Tuesday, November 20, 2012

Gratitude for the Craft of Writing and Blogging

I have been a writer for years. It started long ago in my youth when my mother first introduced me to the world of books and reading. It was a pivotal learning process to discover that books can be friend, teacher, parent, guardian, guide, enemy, doctor, artist, monster, and on and on and on. The world of reading seemed endless to me and the immense array of subject matter infinite. Never a dull moment in the pages of a book. So it only made sense that this passion for books, would awaken a feverish desire for writing, which indeed it has over the years. I have written full blown works of fiction meant for magazine publication, children's tales, a teensy bit of poetry, and massive numbers of partially written books both fiction and non fiction that will one day surely be complete!

There seems to be a lot of smugness in the world of writing that likens blogs to empty, vacuous wastelands of personal drivel that matters little to people in the grander scheme of things. And yet, the memoir genre of books published continues to grow and thrive, indicating people do like to read about what other people are doing in their lives. I know I do. But as are most people, I am very particular and even a bit superior at times about what I read.

I have to admit, I don't follow other blogs. That is not to say I don't look at them now and again when searching some information on the internet. Mostly, I am drawn to blogs about a particular area of interest that has captured my attention in the moment.  I gloss thru a blog rapidly to determine if it holds something vital to my world. But once I get a gander at its contents I move on, barely leaving a trace of my ever having been there. Secretly looking, gaining perhaps some insight or awareness, and moving on. I rarely, if ever, add my name to an email list to receive regular updates on blogs. And I honestly, do not save their internet addresses in my Bookmarks section. I suspect I am not alone in this quirkiness of mine of being both a blogger and a non blog reader.  In fact, I am willing to bet that many of my 3,500 page viewers do just the same such thing as me. I think of myself as perhaps a kind of hit and run reader.

So why write my own blog ? What's in it for me? Well, for one thing,  it is an opportunity to share who I am in a profoundly honest way that may or may not resonate with a potential reader.
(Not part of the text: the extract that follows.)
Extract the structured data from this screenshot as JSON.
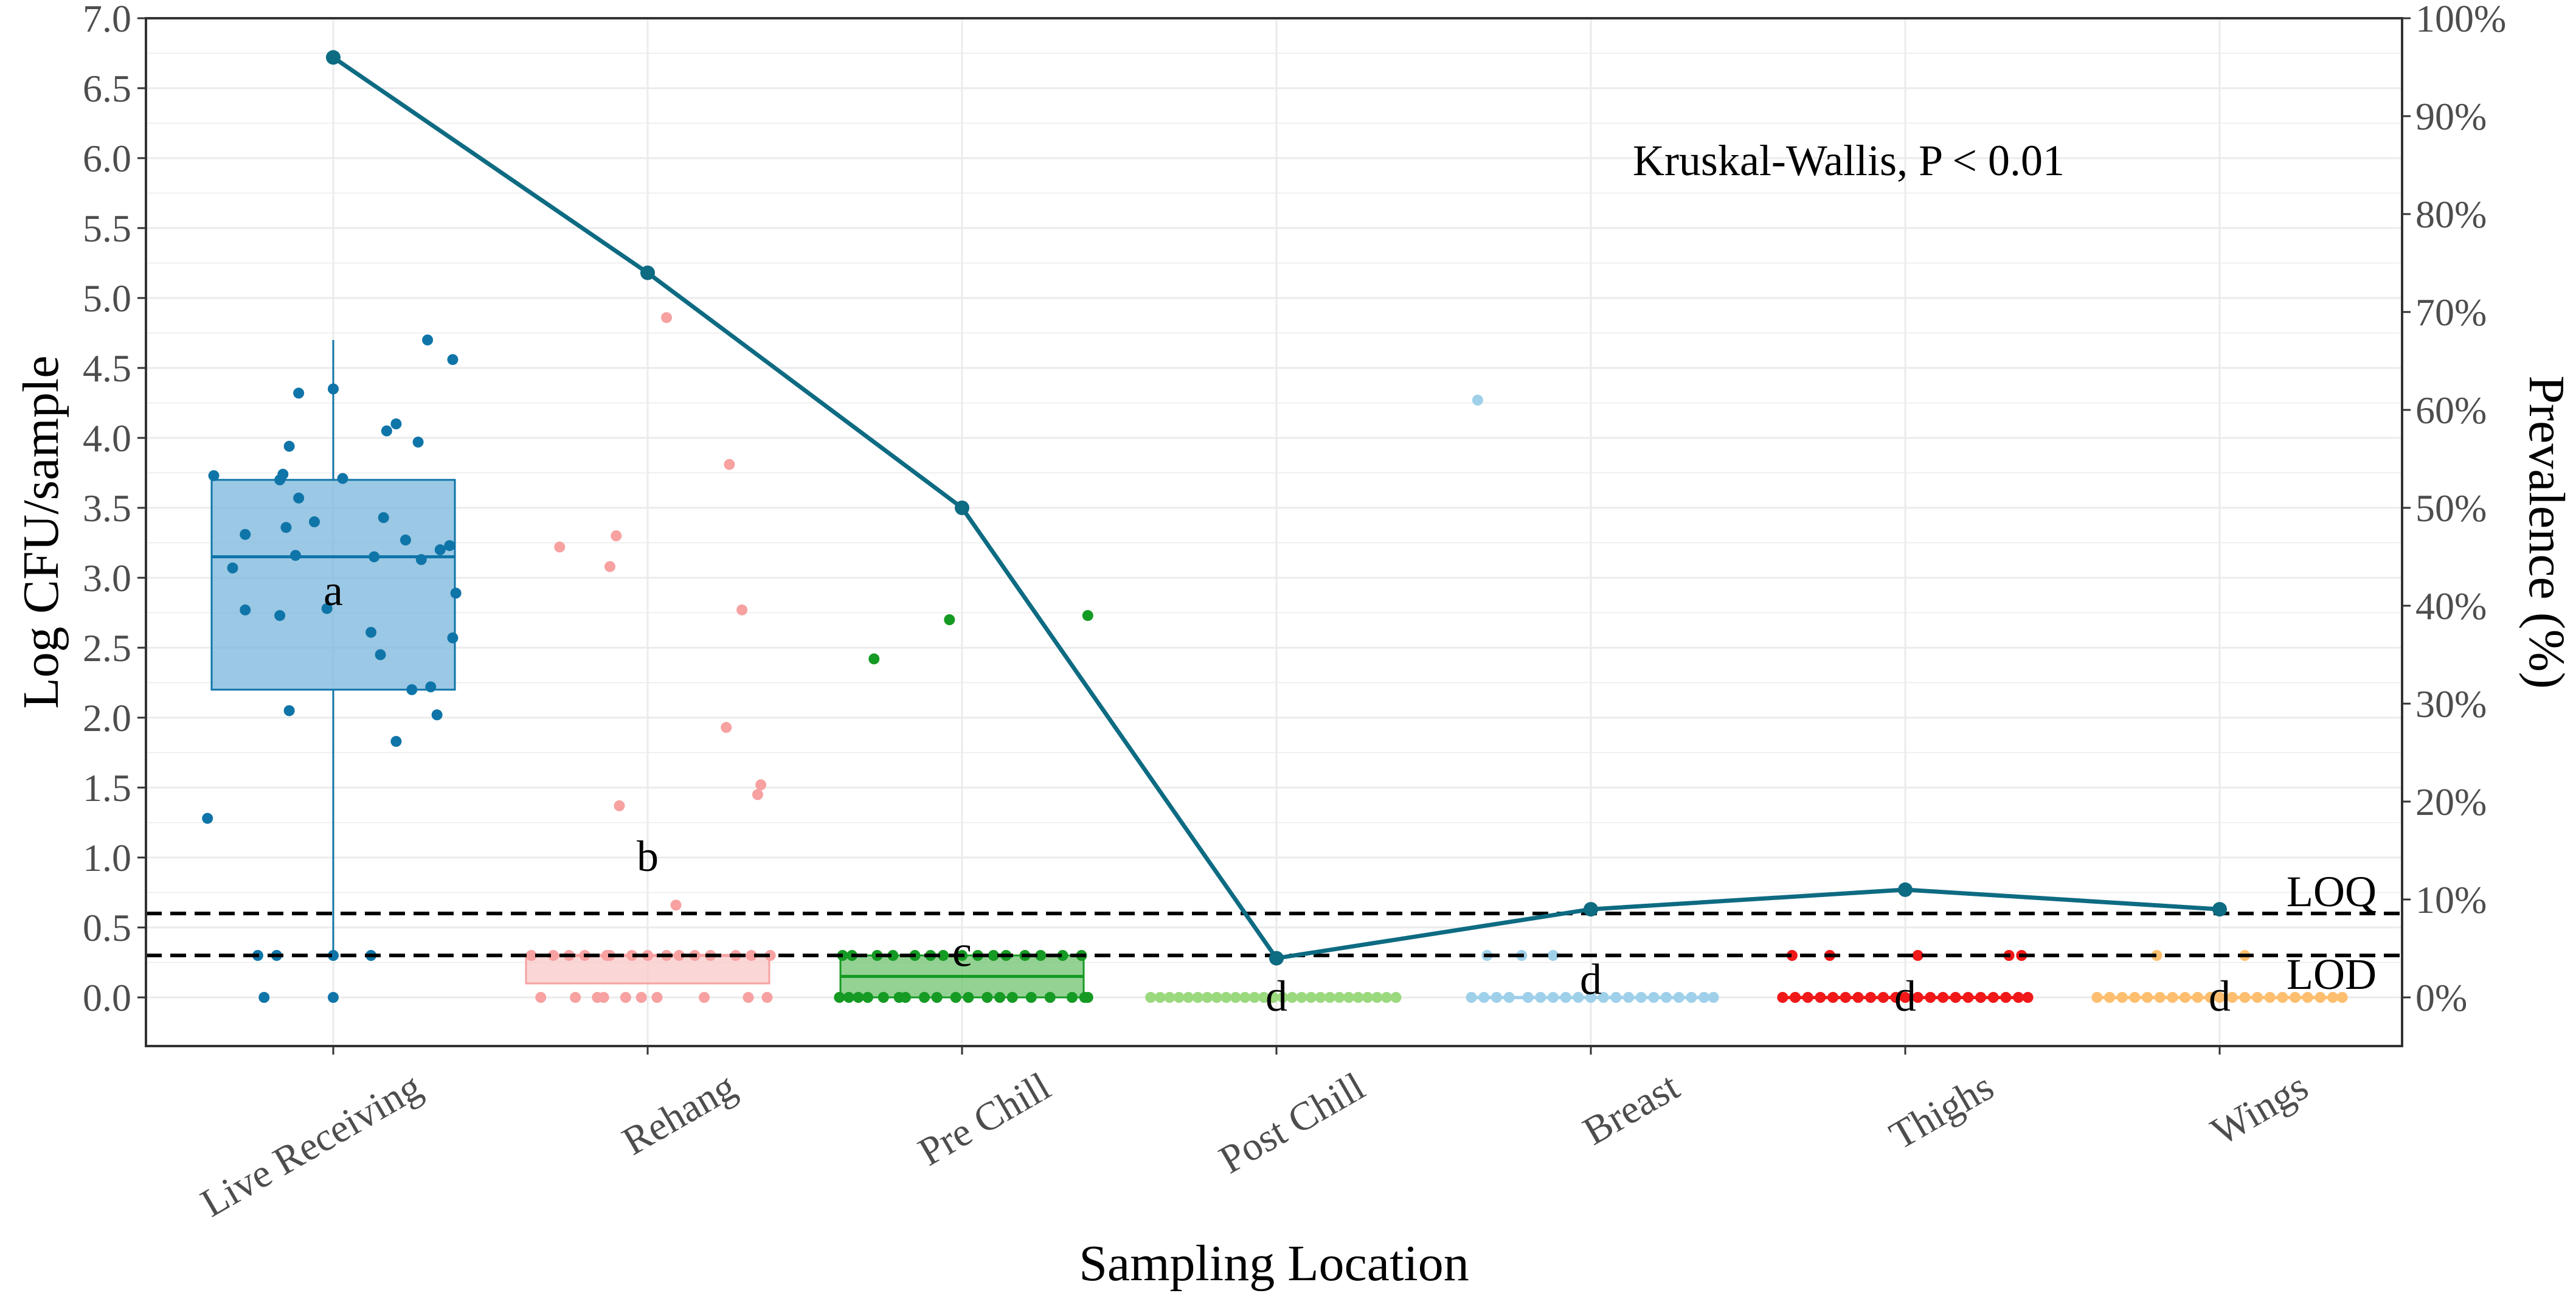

It is also a creative outlet that channels my artistic inclinations in a much more productive manner then writing in a diary or journal. Not that I don't do those as well, but the process in that instance is much more free flowing with very little to no editing efforts in sight. Plus, quite frankly, those forms of dialoguing are not meant for public viewing, although the results of which can and do make it onto the blog now and again. Journal scribing is the rough draft of my life and blogging is the light bulb on top of the head moments. Both are authentic representations of who I am but neither of them shows the depth of my spirit or captures me completely, nor do they have to for that matter.

In actuality, I started my blog just about a one year ago last month as the literal means to keep honing my skills as a writer. I see a huge improvement in my writing style and written word development from earlier blog posts through more recent ones. My original goal was purely and simply to post a new blog weekly, which for the most part, I have done. (OK I did take some time off in the summer!) But I also did it as the creative force in me believes that being who we are is infinitely more interesting then pretending to be something we are not, as so many people do in their daily lives.  That is not to say that the world of fiction does not have its well earned place of respect in literature, but in "real life" it serves no purpose other then to confuse and confound the very essence of who we are meant to be from shining through.

A deep bow of gratitude to all the 3,500  page viewers who in one year have happened upon my blog for one reason or another. You have looked, laughed and hopefully gleaned some nugget of truth that has made you feel something, no matter what that feeling was, that is authentic.

I wanted to leave all my fellow writers this Thanksgiving week with a quote that made me sit up and take note found in Poets and Writers magazine. The writer of the article was Dan White and was titled "Why We Write" The quote was from  Tony Connor, a poet and professor who taught at Wesleyan University.  "Asked if he could predict which of his students would achieve literary success, Connor said the ones who succeeded would have the sheer bloody-mindedness to go on when nobody gives a damn."

I write for myself first and that is as authentic a place as I can endeavor to be!